🔬 Purpose of Analysis

• Tn-seq / TraDIS / INSeq
  Used for mapping transposon insertion sites across the genome.
  Recommended coverage: 500× to 1000×

• Native transposon (IS) detection
  Detects existing mobile genetic elements such as insertion sequences (IS) or integrons.
  Recommended coverage: 30× to 50×

• Structural variant (SV) or mobility analysis
  Identifies large insertions, deletions, or mobile element insertions.
  Recommended coverage: at least 50×

• Abundance or fitness estimation
  Quantifies insertion events under different experimental conditions.
  Recommended coverage: 200× to 300×

• Long-read mobile element assembly
  Uses technologies like Oxford Nanopore (ONT) or PacBio to resolve repetitive mobile elements.
  Recommended coverage: 20× to 30×

🧬 Your Data (Example Samples)

• Sample 1
  Total bases: 2.0 Gbp
  Mean read length: 8,635 bp
  Estimated read count: ~233,000
  Approximate genome coverage: ~500×

• Sample 2
  Total bases: 2.5 Gbp
  Mean read length: 6,851 bp
  Estimated read count: ~366,000
  Approximate genome coverage: ~625×

• Sample 8
  Total bases: 1.26 Gbp
  Mean read length: 5,180 bp
  Estimated read count: ~243,000
  Approximate genome coverage: ~250×

• Sample WT
  Total bases: 1.88 Gbp
  Mean read length: 10,910 bp
  Estimated read count: ~172,000
  Approximate genome coverage: ~600×

Assuming an average bacterial genome size of ~4 Mb

✅ Conclusion

• Your sequencing depth ranges from 250× to 625×, which is:

  • Ideal for transposon insertion site mapping
  • Suitable for detecting low-abundance or rare insertion events
  • Adequate for native mobile element discovery

• If your goal is Tn-seq, your current data provides excellent coverage for both insertion site resolution and abundance profiling.

📊 Recommended Sequencing Depths for Transposon Analysis

• Tn-seq / TraDIS: Recommended depth is 500× to 1000×.
  This high depth is necessary to ensure adequate coverage across insertion sites and to detect low-frequency transposon insertions.

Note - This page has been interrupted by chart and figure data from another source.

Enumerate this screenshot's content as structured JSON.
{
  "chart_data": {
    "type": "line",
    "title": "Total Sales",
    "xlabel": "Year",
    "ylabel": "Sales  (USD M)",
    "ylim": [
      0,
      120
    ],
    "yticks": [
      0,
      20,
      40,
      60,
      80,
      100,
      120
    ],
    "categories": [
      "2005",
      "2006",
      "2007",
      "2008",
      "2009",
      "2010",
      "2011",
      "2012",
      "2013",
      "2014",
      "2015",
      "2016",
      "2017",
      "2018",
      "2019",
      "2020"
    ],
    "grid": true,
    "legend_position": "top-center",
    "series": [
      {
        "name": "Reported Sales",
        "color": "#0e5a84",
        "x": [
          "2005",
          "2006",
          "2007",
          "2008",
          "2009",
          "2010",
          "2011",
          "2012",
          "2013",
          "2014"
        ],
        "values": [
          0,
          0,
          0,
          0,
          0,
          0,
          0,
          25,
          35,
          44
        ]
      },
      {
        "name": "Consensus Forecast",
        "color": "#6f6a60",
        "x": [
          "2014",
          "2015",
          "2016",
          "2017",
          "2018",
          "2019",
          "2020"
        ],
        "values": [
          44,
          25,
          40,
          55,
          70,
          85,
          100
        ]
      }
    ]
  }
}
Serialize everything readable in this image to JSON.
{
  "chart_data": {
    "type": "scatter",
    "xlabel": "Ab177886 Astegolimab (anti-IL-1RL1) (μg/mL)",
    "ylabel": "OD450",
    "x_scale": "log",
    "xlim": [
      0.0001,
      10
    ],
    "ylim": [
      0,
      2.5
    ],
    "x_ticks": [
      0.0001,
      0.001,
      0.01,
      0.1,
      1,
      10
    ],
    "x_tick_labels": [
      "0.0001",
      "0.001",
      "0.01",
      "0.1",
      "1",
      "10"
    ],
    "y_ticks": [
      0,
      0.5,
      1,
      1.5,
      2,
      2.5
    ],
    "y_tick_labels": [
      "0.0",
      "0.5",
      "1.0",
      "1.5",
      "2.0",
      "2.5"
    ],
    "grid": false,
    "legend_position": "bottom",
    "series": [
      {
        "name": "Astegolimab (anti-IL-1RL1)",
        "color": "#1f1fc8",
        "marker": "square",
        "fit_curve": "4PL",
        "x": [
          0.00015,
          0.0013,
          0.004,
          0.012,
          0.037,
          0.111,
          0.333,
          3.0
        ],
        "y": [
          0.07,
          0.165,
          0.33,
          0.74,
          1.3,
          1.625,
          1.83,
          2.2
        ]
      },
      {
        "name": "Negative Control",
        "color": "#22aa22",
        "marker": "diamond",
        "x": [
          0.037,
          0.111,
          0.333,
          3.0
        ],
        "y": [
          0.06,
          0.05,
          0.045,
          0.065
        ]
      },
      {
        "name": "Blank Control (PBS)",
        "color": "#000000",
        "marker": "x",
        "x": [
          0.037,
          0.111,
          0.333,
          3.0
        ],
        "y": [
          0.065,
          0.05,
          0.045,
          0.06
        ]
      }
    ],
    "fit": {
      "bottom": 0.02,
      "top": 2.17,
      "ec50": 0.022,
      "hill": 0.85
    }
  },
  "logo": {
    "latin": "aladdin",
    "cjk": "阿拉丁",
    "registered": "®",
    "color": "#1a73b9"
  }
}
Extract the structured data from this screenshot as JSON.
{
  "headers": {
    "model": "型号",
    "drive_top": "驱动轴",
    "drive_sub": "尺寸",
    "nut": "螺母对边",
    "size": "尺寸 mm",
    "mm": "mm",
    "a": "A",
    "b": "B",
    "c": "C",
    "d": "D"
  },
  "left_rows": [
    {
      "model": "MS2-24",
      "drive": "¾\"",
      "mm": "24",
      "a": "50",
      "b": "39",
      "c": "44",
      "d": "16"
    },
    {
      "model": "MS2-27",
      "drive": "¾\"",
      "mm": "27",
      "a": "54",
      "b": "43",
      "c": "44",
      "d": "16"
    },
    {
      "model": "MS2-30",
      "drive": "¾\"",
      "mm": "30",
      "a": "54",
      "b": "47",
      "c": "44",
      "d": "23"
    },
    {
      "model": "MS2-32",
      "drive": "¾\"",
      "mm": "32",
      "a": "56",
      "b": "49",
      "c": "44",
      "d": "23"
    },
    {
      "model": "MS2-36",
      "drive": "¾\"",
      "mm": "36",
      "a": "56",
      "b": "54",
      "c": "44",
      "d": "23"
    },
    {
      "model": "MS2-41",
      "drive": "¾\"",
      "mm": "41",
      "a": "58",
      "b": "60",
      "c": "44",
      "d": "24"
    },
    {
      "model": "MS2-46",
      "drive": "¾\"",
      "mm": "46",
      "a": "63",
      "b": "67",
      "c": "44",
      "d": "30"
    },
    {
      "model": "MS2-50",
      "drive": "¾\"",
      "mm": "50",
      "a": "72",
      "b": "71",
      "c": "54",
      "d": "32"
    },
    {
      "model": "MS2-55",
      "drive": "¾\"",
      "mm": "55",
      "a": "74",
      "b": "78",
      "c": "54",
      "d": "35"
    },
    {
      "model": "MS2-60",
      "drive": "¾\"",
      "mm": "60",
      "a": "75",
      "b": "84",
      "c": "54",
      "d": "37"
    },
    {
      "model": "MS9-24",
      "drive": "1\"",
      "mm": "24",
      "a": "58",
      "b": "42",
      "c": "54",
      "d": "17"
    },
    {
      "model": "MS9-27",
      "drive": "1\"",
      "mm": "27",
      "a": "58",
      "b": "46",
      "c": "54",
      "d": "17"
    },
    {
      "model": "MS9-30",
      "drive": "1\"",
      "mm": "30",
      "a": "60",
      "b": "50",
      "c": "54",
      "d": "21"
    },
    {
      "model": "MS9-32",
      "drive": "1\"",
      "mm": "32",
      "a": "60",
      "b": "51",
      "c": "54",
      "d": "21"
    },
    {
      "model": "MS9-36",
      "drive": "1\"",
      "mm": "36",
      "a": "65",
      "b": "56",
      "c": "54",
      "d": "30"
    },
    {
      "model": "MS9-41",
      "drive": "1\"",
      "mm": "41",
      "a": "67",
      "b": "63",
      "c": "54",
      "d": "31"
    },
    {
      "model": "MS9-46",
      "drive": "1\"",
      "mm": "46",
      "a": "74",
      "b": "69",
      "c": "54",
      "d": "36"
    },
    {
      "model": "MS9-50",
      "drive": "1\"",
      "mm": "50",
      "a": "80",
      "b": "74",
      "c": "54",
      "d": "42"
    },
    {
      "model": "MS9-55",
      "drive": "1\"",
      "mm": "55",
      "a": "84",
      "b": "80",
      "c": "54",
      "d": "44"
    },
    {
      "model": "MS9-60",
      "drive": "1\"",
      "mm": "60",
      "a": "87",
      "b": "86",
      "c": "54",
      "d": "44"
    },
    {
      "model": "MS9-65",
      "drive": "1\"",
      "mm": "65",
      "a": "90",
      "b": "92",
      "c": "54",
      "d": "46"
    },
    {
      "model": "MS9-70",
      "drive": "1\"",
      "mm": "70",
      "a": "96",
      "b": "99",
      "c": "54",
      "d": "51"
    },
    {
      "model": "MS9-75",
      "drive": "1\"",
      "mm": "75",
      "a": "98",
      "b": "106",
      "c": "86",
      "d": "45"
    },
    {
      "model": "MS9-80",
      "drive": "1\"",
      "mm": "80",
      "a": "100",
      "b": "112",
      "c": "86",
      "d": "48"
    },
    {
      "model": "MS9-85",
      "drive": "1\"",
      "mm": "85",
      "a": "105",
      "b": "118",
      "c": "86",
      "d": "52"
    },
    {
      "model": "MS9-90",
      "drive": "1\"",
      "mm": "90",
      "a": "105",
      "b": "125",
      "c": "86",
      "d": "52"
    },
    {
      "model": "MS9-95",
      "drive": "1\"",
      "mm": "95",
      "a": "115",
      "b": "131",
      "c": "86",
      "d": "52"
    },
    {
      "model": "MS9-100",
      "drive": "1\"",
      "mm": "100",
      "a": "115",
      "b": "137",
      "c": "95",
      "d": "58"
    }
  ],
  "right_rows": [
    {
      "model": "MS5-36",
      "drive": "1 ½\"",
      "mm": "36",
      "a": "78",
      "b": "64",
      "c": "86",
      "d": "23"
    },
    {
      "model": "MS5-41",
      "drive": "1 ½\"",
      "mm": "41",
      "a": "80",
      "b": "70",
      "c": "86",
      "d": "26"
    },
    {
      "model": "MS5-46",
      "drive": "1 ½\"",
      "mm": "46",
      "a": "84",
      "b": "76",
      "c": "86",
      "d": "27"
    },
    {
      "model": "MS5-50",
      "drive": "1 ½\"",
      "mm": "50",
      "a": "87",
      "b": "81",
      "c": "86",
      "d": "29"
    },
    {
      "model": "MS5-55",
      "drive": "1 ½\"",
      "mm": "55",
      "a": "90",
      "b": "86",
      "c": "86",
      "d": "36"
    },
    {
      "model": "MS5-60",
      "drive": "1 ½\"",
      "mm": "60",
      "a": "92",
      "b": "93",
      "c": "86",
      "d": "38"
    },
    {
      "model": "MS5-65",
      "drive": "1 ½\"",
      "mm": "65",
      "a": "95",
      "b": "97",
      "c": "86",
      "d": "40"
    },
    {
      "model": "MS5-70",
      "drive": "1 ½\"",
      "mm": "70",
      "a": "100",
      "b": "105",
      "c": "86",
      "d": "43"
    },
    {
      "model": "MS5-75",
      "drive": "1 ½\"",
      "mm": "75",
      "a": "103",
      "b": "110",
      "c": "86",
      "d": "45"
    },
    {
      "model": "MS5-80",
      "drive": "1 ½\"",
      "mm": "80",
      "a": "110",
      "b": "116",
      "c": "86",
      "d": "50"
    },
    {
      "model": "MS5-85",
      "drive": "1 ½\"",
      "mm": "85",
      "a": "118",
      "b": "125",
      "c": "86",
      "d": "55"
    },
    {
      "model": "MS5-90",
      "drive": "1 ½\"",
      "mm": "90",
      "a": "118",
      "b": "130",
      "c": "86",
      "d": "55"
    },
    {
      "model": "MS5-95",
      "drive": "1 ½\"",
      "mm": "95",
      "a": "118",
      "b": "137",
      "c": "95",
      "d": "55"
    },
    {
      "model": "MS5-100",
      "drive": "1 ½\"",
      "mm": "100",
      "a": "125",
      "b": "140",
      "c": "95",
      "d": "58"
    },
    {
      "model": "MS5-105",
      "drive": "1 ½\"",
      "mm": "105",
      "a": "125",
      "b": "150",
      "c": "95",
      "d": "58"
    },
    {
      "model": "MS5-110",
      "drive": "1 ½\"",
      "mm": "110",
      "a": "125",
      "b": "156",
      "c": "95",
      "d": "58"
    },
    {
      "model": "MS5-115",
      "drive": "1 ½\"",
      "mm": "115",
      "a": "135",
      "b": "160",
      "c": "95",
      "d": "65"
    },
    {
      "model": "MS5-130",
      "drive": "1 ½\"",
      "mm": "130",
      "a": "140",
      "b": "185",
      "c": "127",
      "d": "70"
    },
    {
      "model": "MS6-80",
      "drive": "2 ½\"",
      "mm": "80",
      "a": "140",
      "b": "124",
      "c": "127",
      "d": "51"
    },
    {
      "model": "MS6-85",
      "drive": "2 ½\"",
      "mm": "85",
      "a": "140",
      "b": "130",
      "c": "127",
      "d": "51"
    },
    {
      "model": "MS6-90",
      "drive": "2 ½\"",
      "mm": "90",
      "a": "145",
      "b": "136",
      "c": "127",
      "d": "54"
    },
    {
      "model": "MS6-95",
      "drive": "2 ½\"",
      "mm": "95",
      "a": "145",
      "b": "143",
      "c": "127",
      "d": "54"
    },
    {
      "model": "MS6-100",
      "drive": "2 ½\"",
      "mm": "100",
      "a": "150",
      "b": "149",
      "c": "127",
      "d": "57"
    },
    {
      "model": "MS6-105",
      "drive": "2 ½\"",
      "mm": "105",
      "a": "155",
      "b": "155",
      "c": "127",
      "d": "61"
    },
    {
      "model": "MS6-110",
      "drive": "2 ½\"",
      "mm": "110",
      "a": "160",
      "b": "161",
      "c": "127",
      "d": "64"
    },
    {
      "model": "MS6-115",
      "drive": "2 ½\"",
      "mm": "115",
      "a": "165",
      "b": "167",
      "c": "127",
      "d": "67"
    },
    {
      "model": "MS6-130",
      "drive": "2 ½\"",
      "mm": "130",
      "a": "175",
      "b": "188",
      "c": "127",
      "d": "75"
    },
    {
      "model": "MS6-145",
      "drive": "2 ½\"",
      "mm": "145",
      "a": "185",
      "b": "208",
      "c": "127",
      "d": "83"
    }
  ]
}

• Detection of native insertion sequences (IS) / mobile elements: A depth of 30× to 50× is generally sufficient.
  This enables reliable identification of naturally occurring transposable elements in bacterial genomes.

• Structural variants (SVs) and comparative genomics: Aim for more than 50× coverage.
  Higher coverage improves confidence in detecting large insertions, deletions, or rearrangements during comparative analysis.